Nowym "nabytkiem" według posła Zembaczyńskiego jest Paulina Matysiak. Lewica ma dość posłanki, która wraz z Marcinem Horałą z PiS jeździ po kraju i namawia do poparcia budowy Centralnego Portu Komunikacyjnego. W koalicji zarzucają jej zdradę. Niedawno odwołano ją z sejmowej komisji ds. infrastruktury.
- Pan tak zawsze z przyczajki robi zdjęcia na sejmowych korytarzach? Posłowie Michał Wawer i Witold Tumanowicz pracują jak i ja w Parlamentarnym Zespole “Tak Dla Rozwoju. CPK - Atom - Porty” w przeciwieństwie do pana. Zapraszamy do dołączenia do zespołu, bo prawdą jest, że polską racją stanu są projekty infrastrukturalne takie jak np. CPK. Ważne ze względu na korzyści społeczne, gospodarcze, militarne - odpowiedziała Zembaczyńskiemu Matysiak.
"To jest normalność"
Posłanka Lewicy zabrała ponownie dziś głos. - Największe emocje w ostatnim czasie wzbudzają zdjęcia (robione z ukrycia bądź nie), gdzie widać osoby z różnych ugrupowań rozmawiających ze sobą. Moi drodzy, to nie jest zbrodnia, tylko NORMALNOŚĆ - przekonuje.
- Wśród moich znajomych (tych spoza polityki) są osoby o różnym światopoglądzie, różnym spojrzeniu na wiele spraw (często odmiennym niż moje), osoby, które w wyborach głosują na różne partie. Nie zmienia to faktu, że możemy się lubić, możemy się spierać i dyskutować, rozmawiać o polityce i innych sprawach. Możemy iść na kawę albo piwo, czasem do kina, albo pojechać na wycieczkę. Możemy do siebie pisać w Internecie albo uciąć pogawędkę przy niespodziewanym spotkaniu na ulicy. Możemy też przełamać się opłatkiem. To jest normalność - uzasadnia kuluarowe rozmowy z posłami Konfederacji.
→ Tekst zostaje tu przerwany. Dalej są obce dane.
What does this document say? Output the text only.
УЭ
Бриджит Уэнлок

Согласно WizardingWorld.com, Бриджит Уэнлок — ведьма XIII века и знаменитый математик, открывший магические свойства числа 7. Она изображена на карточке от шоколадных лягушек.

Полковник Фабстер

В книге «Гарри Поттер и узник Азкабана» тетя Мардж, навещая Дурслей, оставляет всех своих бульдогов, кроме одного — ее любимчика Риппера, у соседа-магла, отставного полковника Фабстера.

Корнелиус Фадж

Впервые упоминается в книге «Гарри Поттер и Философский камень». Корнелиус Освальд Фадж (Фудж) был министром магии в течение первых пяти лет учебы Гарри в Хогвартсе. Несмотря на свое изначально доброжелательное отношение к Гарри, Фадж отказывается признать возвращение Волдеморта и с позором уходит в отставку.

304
- Tak samo normalnością powinno być, że osoby z różnych partii ze sobą rozmawiają. Nie tylko w programie telewizyjnym czy radiowym, nie tylko wymieniając „ciosy” na sejmowej mównicy, ale przede wszystkim spotykając się w rozmowie. Tylko tyle i aż tyle. Przesłanie na sobotę: nie dajcie się sekciarstwu. Ani w ten weekend, ani nigdy - podsumowała Matysiak.